El Concello de Cangas anunció esta semana la instalación de los nuevos letreros que señalan la entrada a poblado en distintos tramos de las carreteras del municipio, como las generales PO-315, en dirección a Aldán, y PO-551, hacia Bueu, además de todas las vías provinciales y los accesos a las playas. Esta medida permitiría a la Policía Local realizar labores de control del tráfico en esas zonas sin invadir las competencias de la Guardia Civil. Especialmente durante el verano, la nueva señalización daría cobertura al Concello para que los agentes municipales pudieran sancionar los vehículos mal estacionados en el entorno de los arenales más concurridos, como los de las parroquias de O Hío y Aldán. En este inicio de la temporada estival, únicamente la Guardia Civil de Tráfico llevó a cabo campañas de vigilancia, con decenas de sanciones en áreas como el entorno de la playa de Barra.

Sin embargo, los delegados sindicales del Concello, en representación de CCOO y CSIF, Rubén González y Evaristo Rivas, presentaron por registro un escrito en el que impugnan esta decisión del gobierno local tripartito. En él solicitan al ejecutivo municipal que «ordene la paralización inmediata» de cualquier actuación destinada a la instalación de señales S-500 (entrada a poblado) en carreteras de titularidad autonómica o provincial «mientras no conste en el expediente la autorización expresa y reglamentaria de los titulares de dichas vías, la Xunta de Galicia y la Diputación de Pontevedra», o bien un convenio de traspaso de competencias «formalizado con el Ministerio del Interior».

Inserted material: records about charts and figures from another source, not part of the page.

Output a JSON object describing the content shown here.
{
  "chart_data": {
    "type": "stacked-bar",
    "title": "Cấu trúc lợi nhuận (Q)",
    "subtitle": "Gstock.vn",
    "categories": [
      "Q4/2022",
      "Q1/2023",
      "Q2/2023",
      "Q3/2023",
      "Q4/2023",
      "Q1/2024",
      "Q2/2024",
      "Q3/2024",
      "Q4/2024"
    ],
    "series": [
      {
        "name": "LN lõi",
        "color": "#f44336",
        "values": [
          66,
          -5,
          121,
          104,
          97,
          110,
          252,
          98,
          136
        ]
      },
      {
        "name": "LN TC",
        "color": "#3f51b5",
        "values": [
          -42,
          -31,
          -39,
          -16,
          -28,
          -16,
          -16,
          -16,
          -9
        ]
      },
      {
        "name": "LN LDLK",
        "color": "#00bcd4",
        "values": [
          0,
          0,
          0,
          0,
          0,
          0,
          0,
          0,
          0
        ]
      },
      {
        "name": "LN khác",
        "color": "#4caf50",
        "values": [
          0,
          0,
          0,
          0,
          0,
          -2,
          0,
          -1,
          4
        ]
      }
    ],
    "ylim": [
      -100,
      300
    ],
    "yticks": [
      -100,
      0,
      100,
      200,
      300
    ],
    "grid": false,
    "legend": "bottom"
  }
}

Asimismo, reclaman al Concello que se abstenga de dictar cualquier orden de servicio o instrucción dirigida a la Policía Local «que pretenda obligar a los agentes a ejercer funciones de control de tráfico en tramos interurbanos bajo la excusa de la citada señalización artificial».

Los representantes sindicales advierten de que, si no se atienden sus requerimientos y se continúa con la instalación de las señales o la emisión de las citadas órdenes, denunciarán los hechos «ante la Consellería de Infraestructuras de la Xunta, la Diputación y la Jefatura Provincial de Tráfico», además de reservarse el derecho a emprender acciones contencioso-administrativas con solicitud de medidas cautelares de suspensión.

Para fundamentar su posición, sostienen la presunta «manifiesta incompetencia del Ayuntamiento para señalizar las vías mencionadas», al entender que esta competencia corresponde exclusivamente a los titulares de cada carretera. Añaden que cualquier denuncia o atestado instruido por la Policía Local en esos tramos «basándose en una señalización ilegal» sería «radicalmente nulo», lo que podría derivar en «una oleada de recursos de los ciudadanos» y en «una directa responsabilidad patrimonial del Ayuntamiento por los perjuicios causados».

Por último, los delegados sindicales consideran que obligar a los agentes de la Policía Local a «ejercer potestades sancionadoras y restrictivas de derechos» en zonas donde, a su juicio, carecen de competencia legal «bajo el único pretexto de unos carteles instalados fraudulentamente» situaría a los funcionarios en una posición de «desprotección jurídica extrema».